Uno de los últimos escándalos a cuenta del Ingreso Mínimo Vital (IMV), proviene de esa práctica que tienen todos los gobiernos de aprobar leyes y decretos escoba, esas disposiciones legales en las que, aprovechando que el Pisuerga pasa por Valladolid, se aprueban cosas tan variopintas como conceder una ayuda para instalar una desaladora en Murcia, o corregir un error anterior, aunque no tenga nada que ver con el objetivo de la ley, o el decreto en cuestión. Simplemente se incluye el pegote y se tramita y aprueba tal cual.
El IMV es esa prestación creada en tiempos de coronavirus para proveer de recursos y poner un parche a los problemas de aquellas familias que lo han perdido todo, golpeadas primero por la larga crisis económica que comenzó en 2008 y que aún no había sido resuelta y rematadas ahora por los efectos de una pandemia que ha destrozado cualquier esperanza de salir del atolladero.
El IMV debería de alcanzar a casi un millón de personas pero, pasado más de medio año desde su aprobación, sigue sin alcanzar ni al 20 por ciento de los perceptores que anunciaron que terminarían beneficiándose del mismo. Las razones pueden ser muchas, pero una de las más plausibles es que el sistema de Seguridad Social no estaba preparado en medios, recursos, personal y protocolos, para asumir la gestión de las rentas mínimas que las comunidades autónomas han ido aprobando y aprendiendo a gestionar durante casi 30 años.
Las tensiones entre ministerios responsables ha hecho el resto. Unos querían crear una renta básica universal y otros se empeñaban en poner todos los medios para gastar lo menos posible. Nos han llevado así al parto de los montes. Ya se sabe que se pusieron los montes de parto, emitiendo sonidos desgarradores, para terminar dando a luz un ratón.
Algunas comunidades como la madrileña se empeñaron en quitarse de en medio a los perceptores de su renta mínima a base de remitirles cartas en las cuales se les conminaba a demostrar que ya están cobrando el IMV bajo amenaza de suspender el cobro de su renta básica. Un despropósito más.
Cada poco, el Consejo de Ministros acuerda alguna modificación que no deja contentos ni a tirios ni a troyanos, que parece que cambia algo para que casi nada cambie. Trámites burocráticos insalvables, dilatados en el tiempo, que terminan conduciendo a largas tramitaciones y cuantiosas denegaciones.
Una de estas últimas modificaciones ha consistido en aprobar un decreto con alguna loable intención como establecer desgravaciones fiscales y exenciones para los perceptores del IMV. Un decreto destinado, por ejemplo, a eximir a quienes cobren el IMV, o una renta mínima autonómica, de pagar el IRPF hasta un tope de casi 11.300 euros de ingreso.
Lo malo es que, ese decreto de costes irrisorios, ha venido acompañado de la decisión de que el gobierno se haga cargo de pagar responsabilidades patrimoniales a bancos tan importantes como Santander, Caixabank y Bankia devolbiendo los 1.351 millones que esos bancos le habían adelantado a la constructora ACS tras el cierre del proyecto Castor.

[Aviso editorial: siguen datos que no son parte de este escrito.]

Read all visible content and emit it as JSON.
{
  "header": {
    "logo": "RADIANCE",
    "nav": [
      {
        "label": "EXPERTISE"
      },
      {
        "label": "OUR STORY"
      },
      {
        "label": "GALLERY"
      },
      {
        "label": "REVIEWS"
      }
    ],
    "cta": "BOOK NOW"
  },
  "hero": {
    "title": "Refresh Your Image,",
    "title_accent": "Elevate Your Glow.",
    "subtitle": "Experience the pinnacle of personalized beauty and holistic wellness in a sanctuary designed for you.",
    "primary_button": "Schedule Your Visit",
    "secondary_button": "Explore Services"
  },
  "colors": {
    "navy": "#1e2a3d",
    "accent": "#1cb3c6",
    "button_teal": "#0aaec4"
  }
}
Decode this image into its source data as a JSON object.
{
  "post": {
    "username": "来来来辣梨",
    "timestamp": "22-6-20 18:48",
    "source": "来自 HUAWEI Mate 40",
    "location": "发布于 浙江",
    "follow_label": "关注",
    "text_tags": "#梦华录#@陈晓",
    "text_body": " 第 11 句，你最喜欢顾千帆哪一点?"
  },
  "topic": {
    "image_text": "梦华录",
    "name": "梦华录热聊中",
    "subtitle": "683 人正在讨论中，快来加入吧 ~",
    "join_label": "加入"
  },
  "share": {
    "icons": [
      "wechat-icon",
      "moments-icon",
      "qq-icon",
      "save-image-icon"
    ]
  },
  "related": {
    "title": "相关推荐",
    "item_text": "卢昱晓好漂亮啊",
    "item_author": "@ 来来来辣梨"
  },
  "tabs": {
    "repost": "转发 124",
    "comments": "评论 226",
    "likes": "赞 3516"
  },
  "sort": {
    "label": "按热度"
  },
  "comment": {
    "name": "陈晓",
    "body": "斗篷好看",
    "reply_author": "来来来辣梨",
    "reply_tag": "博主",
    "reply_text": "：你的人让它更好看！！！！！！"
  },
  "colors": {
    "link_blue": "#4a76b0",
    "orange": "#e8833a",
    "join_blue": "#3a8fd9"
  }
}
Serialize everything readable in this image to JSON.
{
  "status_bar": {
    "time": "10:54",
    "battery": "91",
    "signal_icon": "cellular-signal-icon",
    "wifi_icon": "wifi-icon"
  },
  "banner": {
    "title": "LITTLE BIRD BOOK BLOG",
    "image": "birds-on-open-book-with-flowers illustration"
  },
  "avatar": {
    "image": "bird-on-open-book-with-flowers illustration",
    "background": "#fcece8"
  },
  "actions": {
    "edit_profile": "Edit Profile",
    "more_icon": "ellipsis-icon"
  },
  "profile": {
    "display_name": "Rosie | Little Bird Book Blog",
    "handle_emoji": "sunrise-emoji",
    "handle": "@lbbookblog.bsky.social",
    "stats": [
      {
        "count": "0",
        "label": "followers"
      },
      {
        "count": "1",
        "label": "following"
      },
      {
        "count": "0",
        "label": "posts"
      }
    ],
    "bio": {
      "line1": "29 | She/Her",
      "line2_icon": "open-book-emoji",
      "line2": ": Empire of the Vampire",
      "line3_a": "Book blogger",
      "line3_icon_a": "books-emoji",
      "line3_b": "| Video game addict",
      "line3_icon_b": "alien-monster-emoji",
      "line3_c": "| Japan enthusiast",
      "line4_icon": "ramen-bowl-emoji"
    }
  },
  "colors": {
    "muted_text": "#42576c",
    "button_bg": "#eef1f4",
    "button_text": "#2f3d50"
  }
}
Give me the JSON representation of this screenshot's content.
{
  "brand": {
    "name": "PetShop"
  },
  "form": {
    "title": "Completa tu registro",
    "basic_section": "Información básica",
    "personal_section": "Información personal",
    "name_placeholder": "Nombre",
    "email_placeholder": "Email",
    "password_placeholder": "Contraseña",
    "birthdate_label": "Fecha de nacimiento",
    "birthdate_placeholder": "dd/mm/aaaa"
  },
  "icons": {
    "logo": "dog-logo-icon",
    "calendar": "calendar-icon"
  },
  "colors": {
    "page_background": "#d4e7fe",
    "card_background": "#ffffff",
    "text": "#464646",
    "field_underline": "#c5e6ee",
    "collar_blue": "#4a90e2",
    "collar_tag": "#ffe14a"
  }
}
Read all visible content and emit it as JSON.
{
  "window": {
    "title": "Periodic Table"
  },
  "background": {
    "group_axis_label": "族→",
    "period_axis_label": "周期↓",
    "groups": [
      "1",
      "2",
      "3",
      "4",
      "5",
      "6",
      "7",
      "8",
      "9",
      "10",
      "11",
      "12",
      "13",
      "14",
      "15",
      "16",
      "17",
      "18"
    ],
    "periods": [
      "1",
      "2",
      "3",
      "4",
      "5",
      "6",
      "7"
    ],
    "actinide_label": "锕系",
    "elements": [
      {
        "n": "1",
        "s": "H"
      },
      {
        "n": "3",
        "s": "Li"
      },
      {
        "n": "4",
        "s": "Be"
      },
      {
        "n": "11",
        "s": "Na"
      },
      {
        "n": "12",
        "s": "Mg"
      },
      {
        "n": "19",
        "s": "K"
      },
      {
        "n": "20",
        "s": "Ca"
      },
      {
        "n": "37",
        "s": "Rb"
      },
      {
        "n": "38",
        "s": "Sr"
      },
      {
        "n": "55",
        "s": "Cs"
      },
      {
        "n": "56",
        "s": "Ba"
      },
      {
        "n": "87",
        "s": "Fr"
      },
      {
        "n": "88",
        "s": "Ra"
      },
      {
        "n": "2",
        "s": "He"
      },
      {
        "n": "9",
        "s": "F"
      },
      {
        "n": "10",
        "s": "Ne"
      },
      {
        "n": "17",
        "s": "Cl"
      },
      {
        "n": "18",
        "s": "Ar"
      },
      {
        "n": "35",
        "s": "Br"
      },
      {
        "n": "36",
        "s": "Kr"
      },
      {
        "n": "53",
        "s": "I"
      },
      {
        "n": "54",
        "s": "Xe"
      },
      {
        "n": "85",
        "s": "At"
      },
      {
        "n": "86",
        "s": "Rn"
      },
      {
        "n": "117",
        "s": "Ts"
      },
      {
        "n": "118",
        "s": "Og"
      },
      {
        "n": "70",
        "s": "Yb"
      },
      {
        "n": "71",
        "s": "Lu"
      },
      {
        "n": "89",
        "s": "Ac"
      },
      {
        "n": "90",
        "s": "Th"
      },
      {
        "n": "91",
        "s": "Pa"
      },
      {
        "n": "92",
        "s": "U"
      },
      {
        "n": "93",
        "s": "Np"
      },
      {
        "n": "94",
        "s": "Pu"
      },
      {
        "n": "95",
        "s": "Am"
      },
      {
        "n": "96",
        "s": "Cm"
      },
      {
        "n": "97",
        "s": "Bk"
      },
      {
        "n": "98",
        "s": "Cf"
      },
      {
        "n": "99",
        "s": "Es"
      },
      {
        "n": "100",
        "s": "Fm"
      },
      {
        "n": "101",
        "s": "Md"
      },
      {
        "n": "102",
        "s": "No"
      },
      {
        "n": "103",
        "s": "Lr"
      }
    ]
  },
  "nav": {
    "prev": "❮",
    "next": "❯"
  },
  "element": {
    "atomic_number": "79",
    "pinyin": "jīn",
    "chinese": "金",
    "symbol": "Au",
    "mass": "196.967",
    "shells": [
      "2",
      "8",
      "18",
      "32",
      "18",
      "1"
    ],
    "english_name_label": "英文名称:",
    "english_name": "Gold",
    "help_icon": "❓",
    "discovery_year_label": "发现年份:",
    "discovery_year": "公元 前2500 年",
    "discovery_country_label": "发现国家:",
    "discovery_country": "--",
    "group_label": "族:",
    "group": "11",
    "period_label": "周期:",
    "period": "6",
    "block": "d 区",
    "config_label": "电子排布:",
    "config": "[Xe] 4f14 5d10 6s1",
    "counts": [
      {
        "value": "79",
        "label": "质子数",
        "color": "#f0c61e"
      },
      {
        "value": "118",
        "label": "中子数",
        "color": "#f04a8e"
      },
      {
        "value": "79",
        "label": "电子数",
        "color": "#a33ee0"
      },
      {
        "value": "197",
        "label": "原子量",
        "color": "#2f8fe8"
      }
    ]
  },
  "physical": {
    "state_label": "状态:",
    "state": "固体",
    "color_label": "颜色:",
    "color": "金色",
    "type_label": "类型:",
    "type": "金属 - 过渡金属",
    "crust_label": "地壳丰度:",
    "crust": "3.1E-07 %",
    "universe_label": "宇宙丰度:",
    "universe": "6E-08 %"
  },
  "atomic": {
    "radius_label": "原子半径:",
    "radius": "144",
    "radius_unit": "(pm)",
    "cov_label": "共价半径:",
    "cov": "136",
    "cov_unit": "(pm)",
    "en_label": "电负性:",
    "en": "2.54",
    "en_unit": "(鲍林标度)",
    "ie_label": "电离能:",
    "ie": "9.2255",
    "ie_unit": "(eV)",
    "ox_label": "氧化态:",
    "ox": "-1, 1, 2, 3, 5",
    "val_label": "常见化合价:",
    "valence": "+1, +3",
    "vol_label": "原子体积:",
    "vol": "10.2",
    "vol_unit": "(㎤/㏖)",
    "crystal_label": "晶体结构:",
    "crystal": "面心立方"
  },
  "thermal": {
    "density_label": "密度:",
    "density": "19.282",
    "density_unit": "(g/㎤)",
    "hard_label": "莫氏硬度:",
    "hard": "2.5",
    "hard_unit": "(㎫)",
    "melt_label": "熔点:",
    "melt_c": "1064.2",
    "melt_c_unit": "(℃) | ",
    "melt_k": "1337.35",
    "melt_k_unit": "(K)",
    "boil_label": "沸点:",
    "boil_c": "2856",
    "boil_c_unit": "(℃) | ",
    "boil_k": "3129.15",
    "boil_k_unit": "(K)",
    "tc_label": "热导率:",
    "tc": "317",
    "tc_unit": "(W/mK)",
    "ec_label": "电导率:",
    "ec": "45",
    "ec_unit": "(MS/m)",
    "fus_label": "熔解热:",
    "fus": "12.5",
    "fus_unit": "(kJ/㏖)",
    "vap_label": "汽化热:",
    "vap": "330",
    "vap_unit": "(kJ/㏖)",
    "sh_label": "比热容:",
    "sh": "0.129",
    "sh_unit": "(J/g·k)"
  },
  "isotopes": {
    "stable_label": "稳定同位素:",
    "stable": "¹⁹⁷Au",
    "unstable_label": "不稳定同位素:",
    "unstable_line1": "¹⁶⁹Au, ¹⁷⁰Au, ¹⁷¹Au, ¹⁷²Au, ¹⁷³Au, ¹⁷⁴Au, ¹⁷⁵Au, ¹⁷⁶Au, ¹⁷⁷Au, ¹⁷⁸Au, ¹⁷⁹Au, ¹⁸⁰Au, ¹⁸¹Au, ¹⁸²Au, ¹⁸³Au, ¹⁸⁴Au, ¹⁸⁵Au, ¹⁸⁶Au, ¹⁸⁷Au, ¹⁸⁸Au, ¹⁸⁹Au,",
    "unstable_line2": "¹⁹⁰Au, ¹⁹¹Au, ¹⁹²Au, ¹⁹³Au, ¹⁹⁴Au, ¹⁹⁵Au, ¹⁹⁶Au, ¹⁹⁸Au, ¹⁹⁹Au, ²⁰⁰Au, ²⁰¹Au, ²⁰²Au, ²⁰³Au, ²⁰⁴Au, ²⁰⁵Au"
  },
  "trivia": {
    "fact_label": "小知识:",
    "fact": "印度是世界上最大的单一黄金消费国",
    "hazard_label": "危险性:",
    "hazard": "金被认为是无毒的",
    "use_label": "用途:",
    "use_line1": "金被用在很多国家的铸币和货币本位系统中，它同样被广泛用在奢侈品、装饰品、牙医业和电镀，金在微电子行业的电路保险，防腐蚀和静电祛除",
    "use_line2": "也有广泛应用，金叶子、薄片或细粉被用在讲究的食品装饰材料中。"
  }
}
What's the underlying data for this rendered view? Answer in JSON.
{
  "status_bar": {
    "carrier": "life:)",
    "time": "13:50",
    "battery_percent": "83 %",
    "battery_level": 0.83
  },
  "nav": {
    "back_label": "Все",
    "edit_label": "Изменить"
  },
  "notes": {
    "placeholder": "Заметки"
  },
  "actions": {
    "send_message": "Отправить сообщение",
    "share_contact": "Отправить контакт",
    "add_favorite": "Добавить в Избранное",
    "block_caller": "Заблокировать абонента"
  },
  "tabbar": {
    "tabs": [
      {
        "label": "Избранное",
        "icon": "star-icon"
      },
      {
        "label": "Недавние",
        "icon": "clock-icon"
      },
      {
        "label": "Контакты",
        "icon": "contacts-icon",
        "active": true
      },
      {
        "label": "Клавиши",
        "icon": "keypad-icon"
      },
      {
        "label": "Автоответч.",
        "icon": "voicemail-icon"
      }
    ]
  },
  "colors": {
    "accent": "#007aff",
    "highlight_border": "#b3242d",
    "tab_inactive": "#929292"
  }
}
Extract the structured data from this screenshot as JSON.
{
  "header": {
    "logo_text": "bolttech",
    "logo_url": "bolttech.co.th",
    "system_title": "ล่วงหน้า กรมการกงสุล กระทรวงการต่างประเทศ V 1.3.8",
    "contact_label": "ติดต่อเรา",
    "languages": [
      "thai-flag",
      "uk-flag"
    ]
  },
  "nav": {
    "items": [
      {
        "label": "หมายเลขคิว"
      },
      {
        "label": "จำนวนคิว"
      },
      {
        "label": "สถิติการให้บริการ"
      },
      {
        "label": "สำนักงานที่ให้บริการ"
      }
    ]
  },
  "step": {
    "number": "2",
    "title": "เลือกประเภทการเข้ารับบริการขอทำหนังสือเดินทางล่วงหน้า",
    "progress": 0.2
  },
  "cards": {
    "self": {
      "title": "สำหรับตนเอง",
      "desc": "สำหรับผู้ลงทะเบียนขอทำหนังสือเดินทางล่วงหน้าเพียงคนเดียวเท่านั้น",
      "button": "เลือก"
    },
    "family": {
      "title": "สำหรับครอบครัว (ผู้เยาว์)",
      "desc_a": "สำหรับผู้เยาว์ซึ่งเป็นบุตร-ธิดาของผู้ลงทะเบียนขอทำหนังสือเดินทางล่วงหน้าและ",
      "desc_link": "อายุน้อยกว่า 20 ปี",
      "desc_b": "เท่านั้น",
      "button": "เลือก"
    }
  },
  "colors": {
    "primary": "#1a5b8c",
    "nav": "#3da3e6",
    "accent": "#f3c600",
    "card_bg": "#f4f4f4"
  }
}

Castor era el nombre del proyecto en el que la constructora de Florentino Pérez iba a construir un inmenso depósito de gas subterráneo, frente a Castellón, que terminó provocando quinientos terremotos, se dice pronto, en la Comunidad Valenciana. Los ricos nunca pierden y el abandono del proyecto dio lugar a la aprobación de cuantiosas indemnizaciones para ACS y para los canadienses de Dundee.
Los bancos les compraron esos derechos de cobro y ahora el gobierno paga a los bancos, cumpliendo una sentencia anterior de los jueces. Y para hacerlo utilizan un decreto de corte social, abusando una vez más de la archiconocida técnica administrativa del decreto escoba, que ahora no tocaba, un error de formas que nunca debe producirse en un gobierno de izquierdas.
De cara al futuro no estaría mal aprender de los errores y recomponer la figura de un gobierno atento a resolver los problemas de las personas sin recursos, aprovechando la experiencia disponible en las comunidades autónomas y dispuesto a gobernar escuchando las demandas y las necesidades de la ciudadanía.
Lo social no puede convertirse nunca en la disculpa para que los ricos salven sus dineros, mientras la mayoría de la población sigue esperando la protección de un Estado (ya sea central, autonómico, o local) que ni puede, ni debe, mirar para otra parte.